All this time John had not come once to the mill. It appeared as if Miss Johnson absorbed all his time and thoughts. Bob was often seen chuckling over the circumstance. ‘A sly rascal!’ he said. ‘Pretending on the day she came to be married that she was not good enough for me, when it was only that he wanted her for himself. How he could have persuaded her to go away is beyond me to say!’
Anne could not contest this belief of her lover’s, and remained silent; but there had more than once occurred to her mind a doubt of its probability. Yet she had only abandoned her opinion that John had schemed for Matilda, to embrace the opposite error; that, finding he had wronged the young lady, he had pitied and grown to love her.
‘And yet Jack, when he was a boy, was the simplest fellow alive,’ resumed Bob. ‘By George, though, I should have been hot against him for such a trick, if in losing her I hadn’t found a better! But she’ll never come down to him in the world: she has high notions now. I am afraid he’s doomed to sigh in vain!’
Though Bob regretted this possibility, the feeling was not reciprocated by Anne. It was true that she knew nothing of Matilda’s temporary treachery, and that she disbelieved the story of her lack of virtue; but she did not like the woman. ‘Perhaps it will not matter if he is doomed to sigh in vain,’ she said. ‘But I owe him no ill-will. I have profited by his doings, incomprehensible as they are.’ And she bent her fair eyes on Bob and smiled.
Bob looked dubious. ‘He thinks he has affronted me, now I have seen through him, and that I shall be against meeting him. But, of course, I am not so touchy. I can stand a practical joke, as can any man who has been afloat. I’ll call and see him, and tell him so.’
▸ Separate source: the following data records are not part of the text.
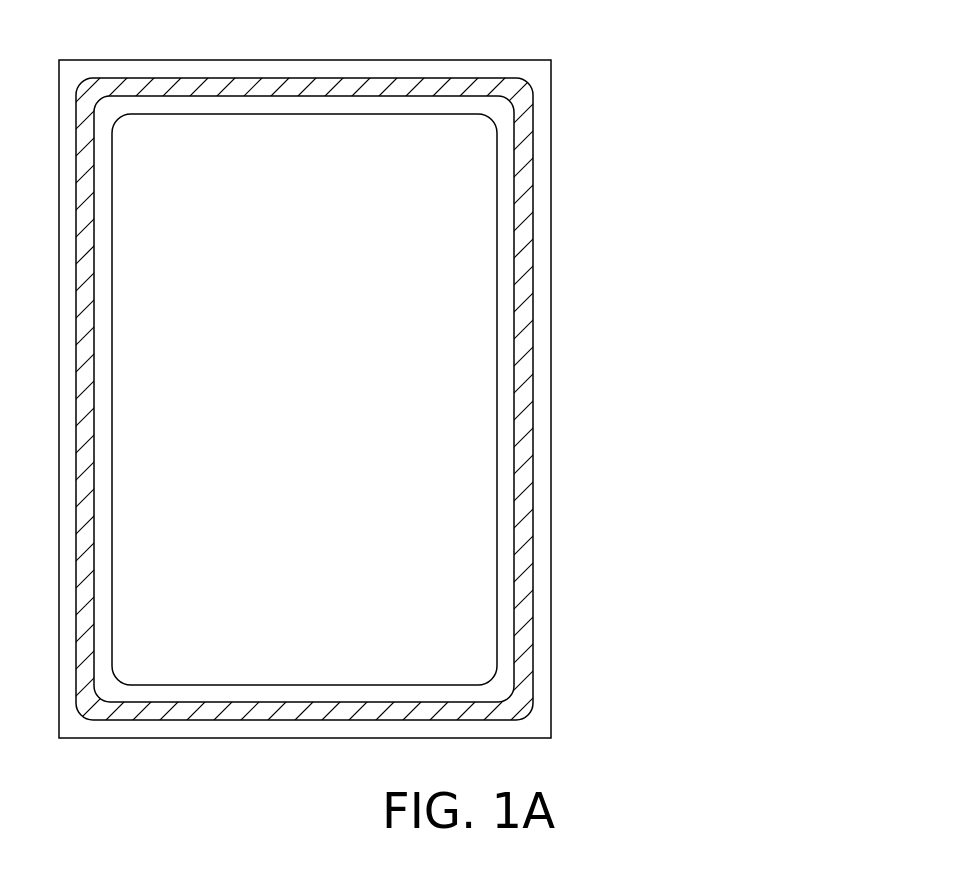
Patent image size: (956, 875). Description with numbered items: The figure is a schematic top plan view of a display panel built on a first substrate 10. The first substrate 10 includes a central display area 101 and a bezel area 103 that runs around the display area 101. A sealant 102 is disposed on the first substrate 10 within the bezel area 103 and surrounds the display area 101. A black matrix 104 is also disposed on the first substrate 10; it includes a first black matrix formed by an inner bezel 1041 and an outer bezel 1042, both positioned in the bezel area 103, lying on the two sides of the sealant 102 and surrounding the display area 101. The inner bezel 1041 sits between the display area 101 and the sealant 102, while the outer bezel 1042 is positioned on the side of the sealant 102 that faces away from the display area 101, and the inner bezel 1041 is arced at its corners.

The first substrate 10 is at (94, 42).
The display area 101 is at (425, 422).
The sealant 102 is at (517, 333).
The bezel area 103 is at (553, 272).
The black matrix 104 is at (478, 400).
The inner bezel 1041 is at (506, 211).
The outer bezel 1042 is at (546, 168).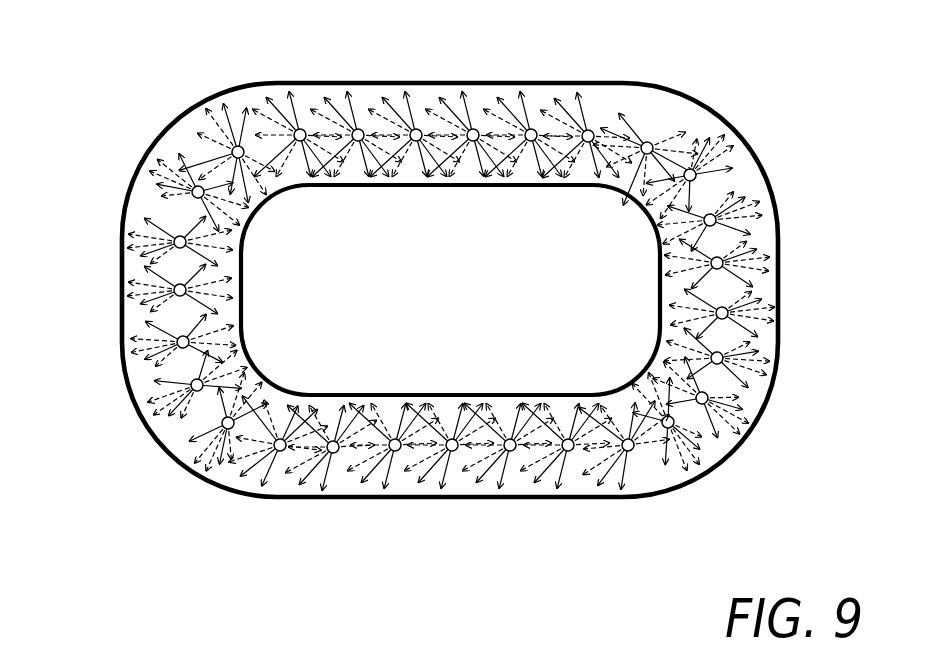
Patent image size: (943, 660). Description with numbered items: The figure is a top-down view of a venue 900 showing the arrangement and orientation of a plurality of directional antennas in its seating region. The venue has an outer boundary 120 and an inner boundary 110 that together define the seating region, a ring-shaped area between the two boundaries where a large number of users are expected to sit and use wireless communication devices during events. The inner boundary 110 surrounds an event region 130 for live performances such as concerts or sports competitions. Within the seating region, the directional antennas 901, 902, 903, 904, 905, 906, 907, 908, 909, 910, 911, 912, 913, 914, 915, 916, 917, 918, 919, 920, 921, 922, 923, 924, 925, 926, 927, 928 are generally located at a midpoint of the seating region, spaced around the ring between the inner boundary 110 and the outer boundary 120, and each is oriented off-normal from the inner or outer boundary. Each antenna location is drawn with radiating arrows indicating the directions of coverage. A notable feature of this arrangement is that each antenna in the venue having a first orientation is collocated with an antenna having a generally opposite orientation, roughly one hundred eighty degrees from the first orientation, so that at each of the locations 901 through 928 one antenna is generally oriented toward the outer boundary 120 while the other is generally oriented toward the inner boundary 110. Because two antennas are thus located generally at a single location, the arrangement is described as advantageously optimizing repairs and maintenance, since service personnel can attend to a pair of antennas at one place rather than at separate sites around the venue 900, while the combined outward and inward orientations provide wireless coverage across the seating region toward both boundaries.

The venue 900 is at (85, 74).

Before he started, Bob bethought him of something which would still further prove to the misapprehending John that he was entirely forgiven. He went to his room, and took from his chest a packet containing a lock of Miss Johnson’s hair, which she had given him during their brief acquaintance, and which till now he had quite forgotten. When, at starting, he wished Anne goodbye, it was accompanied by such a beaming face, that she knew he was full of an idea, and asked what it might be that pleased him so.